/StridedTransformer-Pose3D

[TMM 2022] Exploiting Temporal Contexts with Strided Transformer for 3D Human Pose Estimation

Primary LanguagePythonMIT LicenseMIT

Exploiting Temporal Contexts with Strided Transformer for 3D Human Pose Estimation

This is the official implementation of the approach described in the paper:

Wenhao Li, Hong Liu, Runwei Ding, Mengyuan Liu, Pichao Wang, and Wenming Yang. Exploiting Temporal Contexts with Strided Transformer for 3D Human Pose Estimation. IEEE Transactions on Multimedia, 2022.
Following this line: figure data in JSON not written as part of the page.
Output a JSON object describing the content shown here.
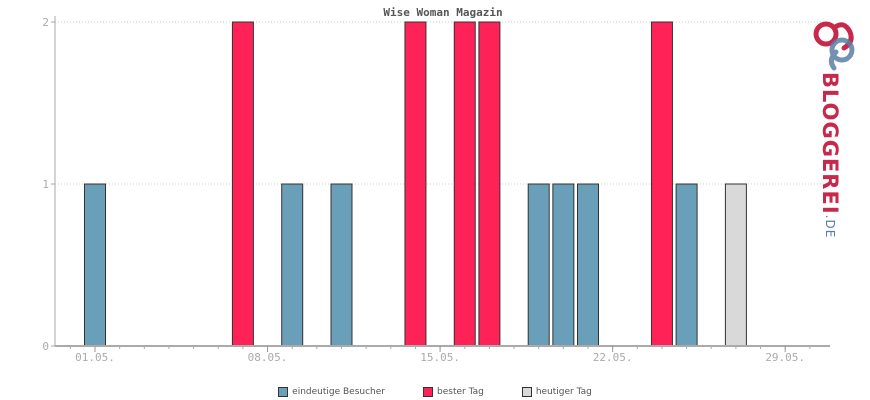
{
  "chart_data": {
    "type": "bar",
    "title": "Wise Woman Magazin",
    "xlabel": "",
    "ylabel": "",
    "ylim": [
      0,
      2
    ],
    "yticks": [
      0,
      1,
      2
    ],
    "x_start": "2024-05-01",
    "x_tick_labels": [
      "01.05.",
      "08.05.",
      "15.05.",
      "22.05.",
      "29.05."
    ],
    "x_tick_positions": [
      1,
      8,
      15,
      22,
      29
    ],
    "grid": true,
    "legend_position": "bottom-center",
    "bars": [
      {
        "day": 1,
        "value": 1,
        "series": "eindeutige Besucher"
      },
      {
        "day": 7,
        "value": 2,
        "series": "bester Tag"
      },
      {
        "day": 9,
        "value": 1,
        "series": "eindeutige Besucher"
      },
      {
        "day": 11,
        "value": 1,
        "series": "eindeutige Besucher"
      },
      {
        "day": 14,
        "value": 2,
        "series": "bester Tag"
      },
      {
        "day": 16,
        "value": 2,
        "series": "bester Tag"
      },
      {
        "day": 17,
        "value": 2,
        "series": "bester Tag"
      },
      {
        "day": 19,
        "value": 1,
        "series": "eindeutige Besucher"
      },
      {
        "day": 20,
        "value": 1,
        "series": "eindeutige Besucher"
      },
      {
        "day": 21,
        "value": 1,
        "series": "eindeutige Besucher"
      },
      {
        "day": 24,
        "value": 2,
        "series": "bester Tag"
      },
      {
        "day": 25,
        "value": 1,
        "series": "eindeutige Besucher"
      },
      {
        "day": 27,
        "value": 1,
        "series": "heutiger Tag"
      }
    ],
    "series": [
      {
        "name": "eindeutige Besucher",
        "color": "#6a9fb9"
      },
      {
        "name": "bester Tag",
        "color": "#ff2256"
      },
      {
        "name": "heutiger Tag",
        "color": "#d9d9d9"
      }
    ]
  },
  "logo": {
    "main": "BLOGGEREI",
    "suffix": ".DE"
  }
}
News Recently, our method has been verified in self-supervised pre-training as a backbone network!

Dependencies

  • Cuda 11.1
  • Python 3.6
  • Pytorch 1.7.1

Dataset setup

Please download the dataset from Human3.6M website and refer to VideoPose3D to set up the Human3.6M dataset ('./dataset' directory).

${POSE_ROOT}/
|-- dataset
|   |-- data_3d_h36m.npz
|   |-- data_2d_h36m_cpn_ft_h36m_dbb.npz

Download pretrained model

The pretrained model can be found in Google_Drive, please download it and put in the './checkpoint' dictory.

Test the model

To test on pretrained model on Human3.6M:

python main.py --refine --reload --refine_reload --previous_dir 'checkpoint/pretrained'

Train the model

To train on Human3.6M:

python main.py --train

After training for several epoches, add refine module

python main.py --train --refine --lr 1e-5 --reload --previous_dir [your model saved path]

Citation

If you find our work useful in your research, please consider citing:

@article{li2022exploiting,
  title={Exploiting temporal contexts with strided transformer for 3d human pose estimation},
  author={Li, Wenhao and Liu, Hong and Ding, Runwei and Liu, Mengyuan and Wang, Pichao and Yang, Wenming},
  journal={IEEE Transactions on Multimedia},
  year={2022},
}

Acknowledgement

Our code is built on top of ST-GCN and is extended from the following repositories. We thank the authors for releasing the codes.

Licence

This project is licensed under the terms of the MIT license.